Two women friends had gone for a girl's night out. 
Both were very faithful and loving wives, however 
they had gotten over-enthusiastic on the Bacardi 
Breezers. 

Incredibly drunk and walking home they needed to 
pee, so they stopped in the cemetery. 

One of them had nothing to wipe with so she thought 
she would take off her panties and use them. 

Her friend however was wearing a rather expensive 
pair of panties and did not want to ruin them. 

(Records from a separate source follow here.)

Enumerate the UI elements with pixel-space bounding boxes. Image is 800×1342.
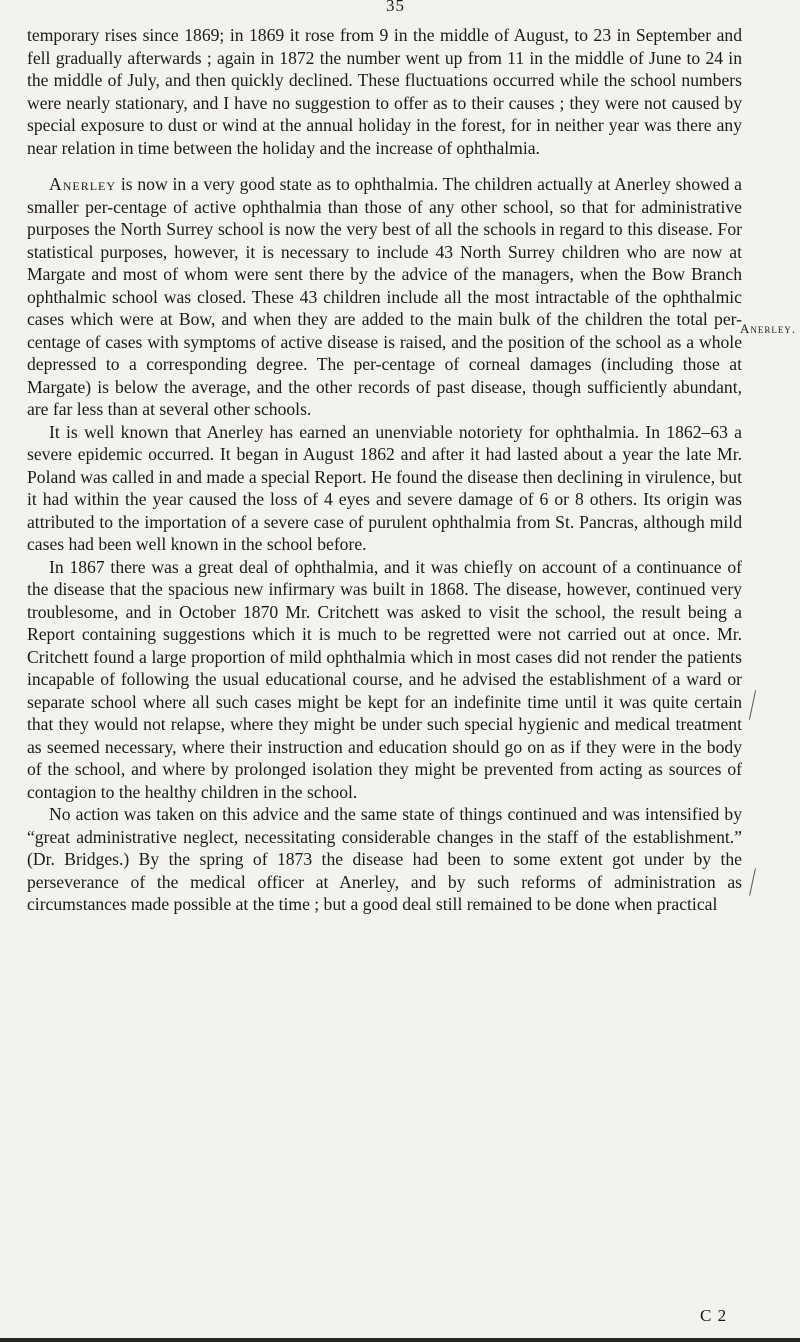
margin-mark-2	[749, 868, 756, 896]
margin-mark-1	[749, 690, 756, 720]
bottom-edge	[0, 1338, 800, 1342]
paragraph-4: In 1867 there was a great deal of ophthalmia, and it was chiefly on account of a continuance of the disease that the spacious new infirmary was built in 1868. The disease, however, continued very troublesome, and in October 1870 Mr. Critchett was asked to visit the school, the result being a Report containing suggestions which it is much to be regretted were not carried out at once. Mr. Critchett found a large proportion of mild ophthalmia which in most cases did not render the patients incapable of following the usual educational course, and he advised the establishment of a ward or separate school where all such cases might be kept for an indefinite time until it was quite certain that they would not relapse, where they might be under such special hygienic and medical treatment as seemed necessary, where their instruction and education should go on as if they were in the body of the school, and where by prolonged isolation they might be prevented from acting as sources of contagion to the healthy children in the school.	[27, 556, 742, 802]
paragraph-5: No action was taken on this advice and the same state of things continued and was intensified by “great administrative neglect, necessitating considerable changes in the staff of the establishment.” (Dr. Bridges.) By the spring of 1873 the disease had been to some extent got under by the perseverance of the medical officer at Anerley, and by such reforms of administration as circumstances made possible at the time ; but a good deal still remained to be done when practical	[27, 804, 742, 914]
margin-note: Anerley.	[740, 321, 797, 336]
paragraph-1: temporary rises since 1869; in 1869 it rose from 9 in the middle of August, to 23 in September and fell gradually afterwards ; again in 1872 the number went up from 11 in the middle of June to 24 in the middle of July, and then quickly declined. These fluctuations occurred while the school numbers were nearly stationary, and I have no suggestion to offer as to their causes ; they were not caused by special exposure to dust or wind at the annual holiday in the forest, for in neither year was there any near relation in time between the holiday and the increase of ophthalmia.	[27, 25, 742, 158]
page-number: 35	[386, 0, 405, 15]
paragraph-2-lead: Anerley	[49, 174, 117, 194]
paragraph-2	[27, 173, 742, 421]
paragraph-3: It is well known that Anerley has earned an unenviable notoriety for ophthalmia. In 1862–63 a severe epidemic occurred. It began in August 1862 and after it had lasted about a year the late Mr. Poland was called in and made a special Report. He found the disease then declining in virulence, but it had within the year caused the loss of 4 eyes and severe damage of 6 or 8 others. Its origin was attributed to the importation of a severe case of purulent ophthalmia from St. Pancras, although mild cases had been well known in the school before.	[27, 421, 742, 554]
paragraph-2-text: is now in a very good state as to ophthalmia. The children actually at Anerley showed a smaller per-centage of active ophthalmia than those of any other school, so that for administrative purposes the North Surrey school is now the very best of all the schools in regard to this disease. For statistical purposes, however, it is necessary to include 43 North Surrey children who are now at Margate and most of whom were sent there by the advice of the managers, when the Bow Branch ophthalmic school was closed. These 43 children include all the most intractable of the ophthalmic cases which were at Bow, and when they are added to the main bulk of the children the total per-centage of cases with symptoms of active disease is raised, and the position of the school as a whole depressed to a corresponding degree. The per-centage of corneal damages (including those at Margate) is below the average, and the other records of past disease, though sufficiently abundant, are far less than at several other schools.	[27, 174, 742, 419]
signature-mark: C 2	[700, 1306, 728, 1325]
body-text-column	[27, 24, 742, 916]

She was lucky enough to squat down next to a grave 
that had a wreath with a ribbon on it, so she 
proceeded to wipe with that. 

After the girls did their business they proceeded to 
go home. 

The next day one of the woman's husband was concerned 
that his normally sweet and innocent wife was still in 
bed hung over, so he phoned the other husband and sai d: 
'These girl nightsout have got to stop! I'm starting to suspect the worst. .. my wife came home with no panties!!' 

'That's nothing' said the other husband, 
'Mine came back with a card stuck to her butt that 
said..... 

*'From all of us at the Fire Station. *
*We'll never forget you.''*


----------



## richtee (Aug 2, 2008)

Hehehehe....


----------



## travcoman45 (Aug 2, 2008)




----------



## coyote (Aug 3, 2008)

Blaaahaahaaaha!!


----------



## toddb (Aug 3, 2008)

Now that's comedy!!!!


----------



## bb53chevpro (Aug 3, 2008)

Yup, thats a good one.


----------



## blacklab (Aug 3, 2008)

lol thats funny


----------



## meat-man (Aug 6, 2008)

thats great


----------